In 2012, Israel was urged to protect West Bank olive trees after trees were uprooted in al-Mughir, Turmusaya, Nablus, al-Khader, and Ras Karkar. In 2014, trees were uprooted in Deir Istiya and Wadi Qana, with some 800,000 to one million trees having been destroyed since 1967. In 2016, trees were uprooted to build a road in Qalqilya. In 2017 laborers began uprooting olive trees to build a bypass road near Azzun and Nabi Ilyas. According to international law an occupying power can only take land to build roads benefiting the residents or military needs specific to the occupied territory. In January 2017, B’Tselem reported there were approximately 60 km of roads that Palestinians were prohibited from using. With the many trees being removed or vandalized, some 700 to 1000 years old and still bearing fruit, to build roads, other "improvements", as well as for the building of settlements, this has caused economic hardships, especially with families separated from their farmlands.

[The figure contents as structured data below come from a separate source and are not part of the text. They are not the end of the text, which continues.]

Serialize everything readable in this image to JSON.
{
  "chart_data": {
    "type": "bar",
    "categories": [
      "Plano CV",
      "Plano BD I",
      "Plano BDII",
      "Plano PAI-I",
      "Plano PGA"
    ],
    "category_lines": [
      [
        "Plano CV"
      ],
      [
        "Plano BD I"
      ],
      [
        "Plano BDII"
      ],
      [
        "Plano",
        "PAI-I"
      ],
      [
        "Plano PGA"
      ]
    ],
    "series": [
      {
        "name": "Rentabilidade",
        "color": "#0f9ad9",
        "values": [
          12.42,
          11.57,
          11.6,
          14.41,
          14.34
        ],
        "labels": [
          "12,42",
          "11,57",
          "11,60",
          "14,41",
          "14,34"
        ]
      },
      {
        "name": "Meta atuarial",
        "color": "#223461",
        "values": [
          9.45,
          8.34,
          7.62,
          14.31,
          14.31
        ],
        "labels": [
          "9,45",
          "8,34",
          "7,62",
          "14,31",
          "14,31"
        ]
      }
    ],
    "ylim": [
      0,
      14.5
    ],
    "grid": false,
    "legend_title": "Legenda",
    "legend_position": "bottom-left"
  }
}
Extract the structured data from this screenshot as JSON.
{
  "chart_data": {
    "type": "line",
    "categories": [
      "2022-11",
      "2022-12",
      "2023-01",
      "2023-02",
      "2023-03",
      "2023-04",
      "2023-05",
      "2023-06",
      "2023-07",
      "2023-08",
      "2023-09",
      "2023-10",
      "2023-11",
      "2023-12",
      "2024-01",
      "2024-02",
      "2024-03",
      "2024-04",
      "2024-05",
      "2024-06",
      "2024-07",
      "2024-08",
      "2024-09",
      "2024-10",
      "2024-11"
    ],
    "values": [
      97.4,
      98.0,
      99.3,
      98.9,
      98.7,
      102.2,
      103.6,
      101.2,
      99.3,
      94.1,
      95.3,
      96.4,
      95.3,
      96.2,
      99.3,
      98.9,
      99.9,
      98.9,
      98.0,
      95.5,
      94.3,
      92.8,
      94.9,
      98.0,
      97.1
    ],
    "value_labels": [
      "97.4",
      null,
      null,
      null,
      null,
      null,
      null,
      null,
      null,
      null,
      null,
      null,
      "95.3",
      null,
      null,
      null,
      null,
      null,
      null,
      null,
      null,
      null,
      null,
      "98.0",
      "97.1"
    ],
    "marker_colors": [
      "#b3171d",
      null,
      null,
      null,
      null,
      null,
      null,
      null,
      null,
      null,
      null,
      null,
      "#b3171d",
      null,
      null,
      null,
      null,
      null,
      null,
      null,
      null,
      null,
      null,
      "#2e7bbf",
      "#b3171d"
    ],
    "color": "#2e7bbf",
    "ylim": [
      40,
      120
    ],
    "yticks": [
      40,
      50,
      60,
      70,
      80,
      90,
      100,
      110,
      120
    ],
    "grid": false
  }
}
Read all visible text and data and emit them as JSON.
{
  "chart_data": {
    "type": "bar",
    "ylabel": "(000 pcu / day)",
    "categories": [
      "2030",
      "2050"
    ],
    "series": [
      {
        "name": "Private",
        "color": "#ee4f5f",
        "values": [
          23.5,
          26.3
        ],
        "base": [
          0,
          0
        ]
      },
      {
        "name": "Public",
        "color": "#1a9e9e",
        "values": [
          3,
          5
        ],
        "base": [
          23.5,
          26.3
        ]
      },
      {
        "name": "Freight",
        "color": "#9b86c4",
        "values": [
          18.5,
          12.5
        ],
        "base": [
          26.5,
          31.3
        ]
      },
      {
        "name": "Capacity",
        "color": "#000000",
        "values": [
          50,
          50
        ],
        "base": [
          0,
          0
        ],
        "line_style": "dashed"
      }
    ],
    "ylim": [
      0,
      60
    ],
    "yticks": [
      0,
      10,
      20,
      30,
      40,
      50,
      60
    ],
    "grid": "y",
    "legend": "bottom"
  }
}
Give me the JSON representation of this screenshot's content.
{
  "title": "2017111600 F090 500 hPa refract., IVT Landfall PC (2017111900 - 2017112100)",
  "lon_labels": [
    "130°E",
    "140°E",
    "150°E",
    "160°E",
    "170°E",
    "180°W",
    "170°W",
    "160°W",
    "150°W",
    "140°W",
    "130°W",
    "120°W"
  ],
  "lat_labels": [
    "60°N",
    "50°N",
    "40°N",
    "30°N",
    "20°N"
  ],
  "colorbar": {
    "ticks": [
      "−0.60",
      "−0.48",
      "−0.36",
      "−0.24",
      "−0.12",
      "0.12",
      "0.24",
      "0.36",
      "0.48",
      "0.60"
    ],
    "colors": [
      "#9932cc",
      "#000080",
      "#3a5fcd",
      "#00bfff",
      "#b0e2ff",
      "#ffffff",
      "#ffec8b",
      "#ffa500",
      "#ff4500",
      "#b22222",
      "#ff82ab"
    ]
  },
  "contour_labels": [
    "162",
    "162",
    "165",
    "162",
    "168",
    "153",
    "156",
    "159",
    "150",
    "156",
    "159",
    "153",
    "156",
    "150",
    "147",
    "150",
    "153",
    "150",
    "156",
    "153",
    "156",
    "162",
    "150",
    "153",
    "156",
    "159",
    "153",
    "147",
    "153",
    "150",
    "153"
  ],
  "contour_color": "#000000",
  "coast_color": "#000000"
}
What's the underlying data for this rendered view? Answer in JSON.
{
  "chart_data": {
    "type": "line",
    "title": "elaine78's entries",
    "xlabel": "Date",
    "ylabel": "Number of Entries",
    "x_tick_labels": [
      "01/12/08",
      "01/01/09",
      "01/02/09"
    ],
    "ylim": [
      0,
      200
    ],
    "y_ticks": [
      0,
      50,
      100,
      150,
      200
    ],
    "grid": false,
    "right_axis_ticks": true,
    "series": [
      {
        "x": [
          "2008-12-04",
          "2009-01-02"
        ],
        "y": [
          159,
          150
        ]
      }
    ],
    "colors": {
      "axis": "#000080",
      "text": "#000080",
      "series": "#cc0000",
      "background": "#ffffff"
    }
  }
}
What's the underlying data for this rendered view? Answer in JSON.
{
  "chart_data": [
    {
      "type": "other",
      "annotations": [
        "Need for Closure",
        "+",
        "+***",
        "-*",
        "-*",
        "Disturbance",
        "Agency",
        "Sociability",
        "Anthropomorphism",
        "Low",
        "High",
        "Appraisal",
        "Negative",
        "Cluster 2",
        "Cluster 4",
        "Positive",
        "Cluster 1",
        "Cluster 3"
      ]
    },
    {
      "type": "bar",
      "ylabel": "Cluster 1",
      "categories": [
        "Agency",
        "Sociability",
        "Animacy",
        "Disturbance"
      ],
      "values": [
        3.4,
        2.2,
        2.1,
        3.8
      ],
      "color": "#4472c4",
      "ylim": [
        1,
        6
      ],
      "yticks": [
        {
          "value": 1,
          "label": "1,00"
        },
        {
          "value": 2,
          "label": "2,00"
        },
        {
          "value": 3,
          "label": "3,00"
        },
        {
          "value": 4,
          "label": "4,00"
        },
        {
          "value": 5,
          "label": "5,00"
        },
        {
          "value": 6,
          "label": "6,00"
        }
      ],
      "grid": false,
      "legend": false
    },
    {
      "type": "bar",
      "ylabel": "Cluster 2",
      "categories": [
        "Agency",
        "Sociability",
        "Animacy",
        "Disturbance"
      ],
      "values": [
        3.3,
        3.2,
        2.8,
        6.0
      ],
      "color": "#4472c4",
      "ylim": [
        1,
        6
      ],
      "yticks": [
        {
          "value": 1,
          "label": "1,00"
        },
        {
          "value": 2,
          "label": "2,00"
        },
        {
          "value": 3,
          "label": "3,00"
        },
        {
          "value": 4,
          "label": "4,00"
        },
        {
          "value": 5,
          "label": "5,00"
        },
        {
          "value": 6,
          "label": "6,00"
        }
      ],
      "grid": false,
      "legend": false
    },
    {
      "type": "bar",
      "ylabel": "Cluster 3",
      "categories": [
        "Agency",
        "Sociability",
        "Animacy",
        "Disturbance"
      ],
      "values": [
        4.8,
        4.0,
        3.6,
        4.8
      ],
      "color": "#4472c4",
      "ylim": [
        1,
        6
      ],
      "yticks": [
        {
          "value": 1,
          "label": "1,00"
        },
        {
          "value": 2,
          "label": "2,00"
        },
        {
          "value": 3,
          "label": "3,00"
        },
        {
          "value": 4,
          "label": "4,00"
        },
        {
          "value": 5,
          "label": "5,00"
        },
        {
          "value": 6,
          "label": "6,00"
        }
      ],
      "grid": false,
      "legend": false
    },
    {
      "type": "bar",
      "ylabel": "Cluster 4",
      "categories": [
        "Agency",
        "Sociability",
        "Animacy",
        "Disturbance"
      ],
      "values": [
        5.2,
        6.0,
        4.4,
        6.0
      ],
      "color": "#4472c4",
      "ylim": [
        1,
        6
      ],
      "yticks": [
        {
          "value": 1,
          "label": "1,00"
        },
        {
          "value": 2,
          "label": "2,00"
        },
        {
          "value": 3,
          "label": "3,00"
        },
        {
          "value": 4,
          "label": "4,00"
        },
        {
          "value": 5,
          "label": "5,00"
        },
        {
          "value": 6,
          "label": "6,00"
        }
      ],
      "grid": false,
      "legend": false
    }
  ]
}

In October 2021, settlers vandalized 8,000 trees in the West Bank. In the first two weeks of the 2021 harvest, 18 incidents of damage to Palestinian olive groves, consisting of acts of battering or chopping down trees or denuding their fruits, were reported.

In the 2023 olive harvest season, Yesh Din reported 113 attacks by Israeli settlers and soldiers in the West Bank that disrupted olive harvest. The attacks caused 96,000 dunams of olive-planted land to go unharvested last year, resulting in approximately in losses. Approximately 1,340 olive trees were damaged by settlers in Qaryut in 2024. Over 150 attacks on olive pickers have been recorded in the 2025 olive harvest season.